日産・ルノー連合は一昨年春、独ダイムラーと資本・業務提携したのを機に関係を深めている。今年に入って日産が米国で生産するエンジンをダイムラーのメルセデス・ベンツに初めて搭載するほか、次世代車開発や電気自動車関連部品の相互供給でも合意。日産が1560億円を投じてメキシコに建設する新工場のライン3本のうち1本をダイムラーとの合弁生産にすると表明するなど、蜜月関係をアピールしている。
そこに市場関係者はゴーン社長の次なる戦略を指摘する。

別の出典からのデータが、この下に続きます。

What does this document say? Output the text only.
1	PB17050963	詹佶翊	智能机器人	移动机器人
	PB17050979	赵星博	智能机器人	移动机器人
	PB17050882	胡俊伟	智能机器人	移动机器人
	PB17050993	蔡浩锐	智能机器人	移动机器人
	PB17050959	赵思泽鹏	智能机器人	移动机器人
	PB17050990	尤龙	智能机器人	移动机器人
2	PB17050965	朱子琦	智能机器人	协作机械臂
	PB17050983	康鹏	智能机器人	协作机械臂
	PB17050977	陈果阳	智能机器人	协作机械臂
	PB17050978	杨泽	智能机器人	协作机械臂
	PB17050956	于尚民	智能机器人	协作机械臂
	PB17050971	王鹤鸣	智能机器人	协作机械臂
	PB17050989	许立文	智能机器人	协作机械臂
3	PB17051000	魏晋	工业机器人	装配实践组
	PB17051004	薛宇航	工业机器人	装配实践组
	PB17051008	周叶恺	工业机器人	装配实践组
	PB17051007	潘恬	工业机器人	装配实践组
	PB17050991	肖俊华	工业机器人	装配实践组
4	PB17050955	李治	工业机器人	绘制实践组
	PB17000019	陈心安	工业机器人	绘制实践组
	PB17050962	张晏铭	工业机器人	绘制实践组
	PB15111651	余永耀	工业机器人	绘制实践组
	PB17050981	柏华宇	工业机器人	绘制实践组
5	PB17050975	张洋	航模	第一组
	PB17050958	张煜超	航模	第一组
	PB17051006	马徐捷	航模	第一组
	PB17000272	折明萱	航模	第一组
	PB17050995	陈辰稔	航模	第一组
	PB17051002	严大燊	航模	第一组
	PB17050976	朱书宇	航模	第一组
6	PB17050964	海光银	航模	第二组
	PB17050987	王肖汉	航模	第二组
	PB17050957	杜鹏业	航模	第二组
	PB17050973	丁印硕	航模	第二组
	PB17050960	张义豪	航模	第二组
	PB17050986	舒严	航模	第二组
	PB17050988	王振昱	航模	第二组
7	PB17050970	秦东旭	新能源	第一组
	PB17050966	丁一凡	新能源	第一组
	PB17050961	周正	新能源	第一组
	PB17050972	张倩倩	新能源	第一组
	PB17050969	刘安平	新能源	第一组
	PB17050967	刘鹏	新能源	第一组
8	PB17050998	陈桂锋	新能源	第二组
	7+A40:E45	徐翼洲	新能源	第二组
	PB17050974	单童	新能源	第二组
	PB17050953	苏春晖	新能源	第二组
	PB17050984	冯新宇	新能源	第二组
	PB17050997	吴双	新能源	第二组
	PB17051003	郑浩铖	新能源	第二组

日産とルノーは、ともにダイムラーに1.55%ずつ出資し、ダイムラーは両社に3.1%ずつ出資する間柄だが「資金力で勝る日産・ルノー連合が、クライスラーと決裂したとはいえ、米ビッグ3の一角でもあったダイムラーを買収する布石ではないか」と深読みするのだ。
ダイムラーの販売実績は160万台で、うちベンツ部門は109万台。これがアフトワズを含む日産・ルノー連合にソックリ組み込まれるとなればトータル963万台となり、GMやVWが演じる「われこそナンバーワン」の鞘当てを尻目に、文句なしの世界一に躍り出ることになる。
現在ランクされる世界の4位と、躍進の可能性がある3位や2位では大違い。買収戦略で一気に首位の座をつかめるとあっては、ゴーン社長の血が騒がないわけはない。